In some states, the use of AEDs is restricted to those who have undergone CPR and defibrillator training. In such cases, having a trained individual present during the company’s regular operating hours becomes particularly important because anyone using the AED may not enjoy complete immunity from legal responsibilities. However, Utah is not one of the states requiring proper AED training to use it.

Placement of AEDs

Organizations and public places in Salt Lake City are encouraged to have AEDs accessible to the public. This includes schools, government buildings, sports centers, airports, and shopping malls.

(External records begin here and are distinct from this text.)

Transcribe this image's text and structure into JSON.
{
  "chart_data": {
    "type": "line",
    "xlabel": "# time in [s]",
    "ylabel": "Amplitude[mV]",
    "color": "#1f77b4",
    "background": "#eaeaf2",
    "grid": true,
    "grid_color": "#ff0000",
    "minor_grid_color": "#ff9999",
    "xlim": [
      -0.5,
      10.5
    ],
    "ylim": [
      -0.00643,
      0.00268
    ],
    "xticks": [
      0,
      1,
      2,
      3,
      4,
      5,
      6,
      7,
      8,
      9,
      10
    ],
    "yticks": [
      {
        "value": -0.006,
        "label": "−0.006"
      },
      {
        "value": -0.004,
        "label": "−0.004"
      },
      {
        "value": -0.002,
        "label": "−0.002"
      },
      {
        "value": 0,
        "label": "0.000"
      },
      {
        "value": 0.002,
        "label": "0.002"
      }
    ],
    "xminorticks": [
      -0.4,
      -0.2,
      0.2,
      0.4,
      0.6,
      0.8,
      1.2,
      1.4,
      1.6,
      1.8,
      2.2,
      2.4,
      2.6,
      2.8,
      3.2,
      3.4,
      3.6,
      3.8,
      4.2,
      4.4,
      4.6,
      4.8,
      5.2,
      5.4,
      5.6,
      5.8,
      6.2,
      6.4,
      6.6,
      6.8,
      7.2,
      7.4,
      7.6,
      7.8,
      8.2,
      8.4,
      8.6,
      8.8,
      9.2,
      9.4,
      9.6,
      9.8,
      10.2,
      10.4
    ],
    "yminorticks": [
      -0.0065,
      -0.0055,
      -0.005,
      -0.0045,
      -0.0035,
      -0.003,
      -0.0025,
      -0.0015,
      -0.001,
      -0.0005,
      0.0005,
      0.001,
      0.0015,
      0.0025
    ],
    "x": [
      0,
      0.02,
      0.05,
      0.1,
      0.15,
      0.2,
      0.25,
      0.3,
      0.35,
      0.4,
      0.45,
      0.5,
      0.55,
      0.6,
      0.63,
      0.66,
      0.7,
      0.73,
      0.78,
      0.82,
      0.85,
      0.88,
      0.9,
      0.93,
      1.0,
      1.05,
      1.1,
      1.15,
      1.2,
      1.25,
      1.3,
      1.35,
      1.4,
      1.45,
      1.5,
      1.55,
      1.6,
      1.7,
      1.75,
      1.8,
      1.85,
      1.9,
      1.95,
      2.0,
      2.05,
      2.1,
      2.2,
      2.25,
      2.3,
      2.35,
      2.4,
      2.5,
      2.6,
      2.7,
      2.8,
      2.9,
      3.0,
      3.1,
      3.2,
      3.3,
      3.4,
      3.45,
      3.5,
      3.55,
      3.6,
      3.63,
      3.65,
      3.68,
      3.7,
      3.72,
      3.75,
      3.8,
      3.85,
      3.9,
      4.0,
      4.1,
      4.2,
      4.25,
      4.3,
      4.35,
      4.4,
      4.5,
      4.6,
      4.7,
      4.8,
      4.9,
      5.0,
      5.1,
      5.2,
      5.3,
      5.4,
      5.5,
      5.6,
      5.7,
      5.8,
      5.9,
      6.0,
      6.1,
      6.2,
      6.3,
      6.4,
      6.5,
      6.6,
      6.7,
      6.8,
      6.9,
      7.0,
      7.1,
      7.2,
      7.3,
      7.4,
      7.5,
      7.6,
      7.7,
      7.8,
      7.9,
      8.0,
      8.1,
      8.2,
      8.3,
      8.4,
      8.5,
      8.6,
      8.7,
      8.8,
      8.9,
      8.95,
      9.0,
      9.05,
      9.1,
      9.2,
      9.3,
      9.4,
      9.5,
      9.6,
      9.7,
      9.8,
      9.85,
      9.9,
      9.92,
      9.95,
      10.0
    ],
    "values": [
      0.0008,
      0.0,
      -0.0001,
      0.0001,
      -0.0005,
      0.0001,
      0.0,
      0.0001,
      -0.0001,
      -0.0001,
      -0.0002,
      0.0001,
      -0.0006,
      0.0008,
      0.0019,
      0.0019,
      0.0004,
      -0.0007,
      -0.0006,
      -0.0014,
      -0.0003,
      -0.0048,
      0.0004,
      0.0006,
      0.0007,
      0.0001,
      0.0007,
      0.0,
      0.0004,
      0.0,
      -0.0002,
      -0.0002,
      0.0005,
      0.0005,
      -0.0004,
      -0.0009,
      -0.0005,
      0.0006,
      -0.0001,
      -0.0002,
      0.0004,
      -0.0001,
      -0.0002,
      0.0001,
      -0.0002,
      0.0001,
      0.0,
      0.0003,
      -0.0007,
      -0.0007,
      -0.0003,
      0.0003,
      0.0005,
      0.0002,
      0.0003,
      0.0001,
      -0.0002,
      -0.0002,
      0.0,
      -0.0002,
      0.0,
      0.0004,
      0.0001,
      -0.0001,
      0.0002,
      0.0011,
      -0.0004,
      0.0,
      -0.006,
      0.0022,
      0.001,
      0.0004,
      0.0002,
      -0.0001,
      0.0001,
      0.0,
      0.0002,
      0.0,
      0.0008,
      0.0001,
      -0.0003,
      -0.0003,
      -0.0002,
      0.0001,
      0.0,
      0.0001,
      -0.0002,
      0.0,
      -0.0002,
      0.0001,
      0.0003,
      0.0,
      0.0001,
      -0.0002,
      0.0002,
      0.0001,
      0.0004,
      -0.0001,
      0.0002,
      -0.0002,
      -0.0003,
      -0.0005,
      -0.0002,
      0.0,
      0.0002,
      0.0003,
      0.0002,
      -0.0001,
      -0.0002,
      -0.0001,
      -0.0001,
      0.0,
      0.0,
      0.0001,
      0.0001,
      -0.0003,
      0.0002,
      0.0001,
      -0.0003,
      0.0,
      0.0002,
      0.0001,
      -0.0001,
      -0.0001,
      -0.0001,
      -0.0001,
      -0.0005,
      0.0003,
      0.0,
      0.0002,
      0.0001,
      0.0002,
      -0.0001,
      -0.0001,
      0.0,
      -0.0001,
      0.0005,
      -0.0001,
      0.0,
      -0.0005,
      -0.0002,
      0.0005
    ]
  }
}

AEDs should be adequately maintained, including regular checks of the device’s readiness, expiration dates, electrodes, pads, and batteries, and conducting tests according to the manufacturer’s instructions.

CPR Certification Renewal

If you want to follow the CPR guidelines for Utah properly,  the CPR certification renewal is one more segment to pay attention to. 

CPR certifications are typically valid for two years. In Utah, If you have received CPR training, you are required to renew your certification to stay up to date with the information and the latest CPR techniques. Renewal courses are often shorter than the initial certification courses but cover essential updates and will refresh your skills.

Final Words 

Even though CPR certification is not mandatory for everyone in Utah, it is a skill that most citizens should have if they want to be proactive members of society. As we analyze the CPR guidelines for Utah, we come to the conclusion that CPR training is mandatory in many fields and professions. So, stay up-to-date with the latest CPR regulations and be prepared to step up in critical situations.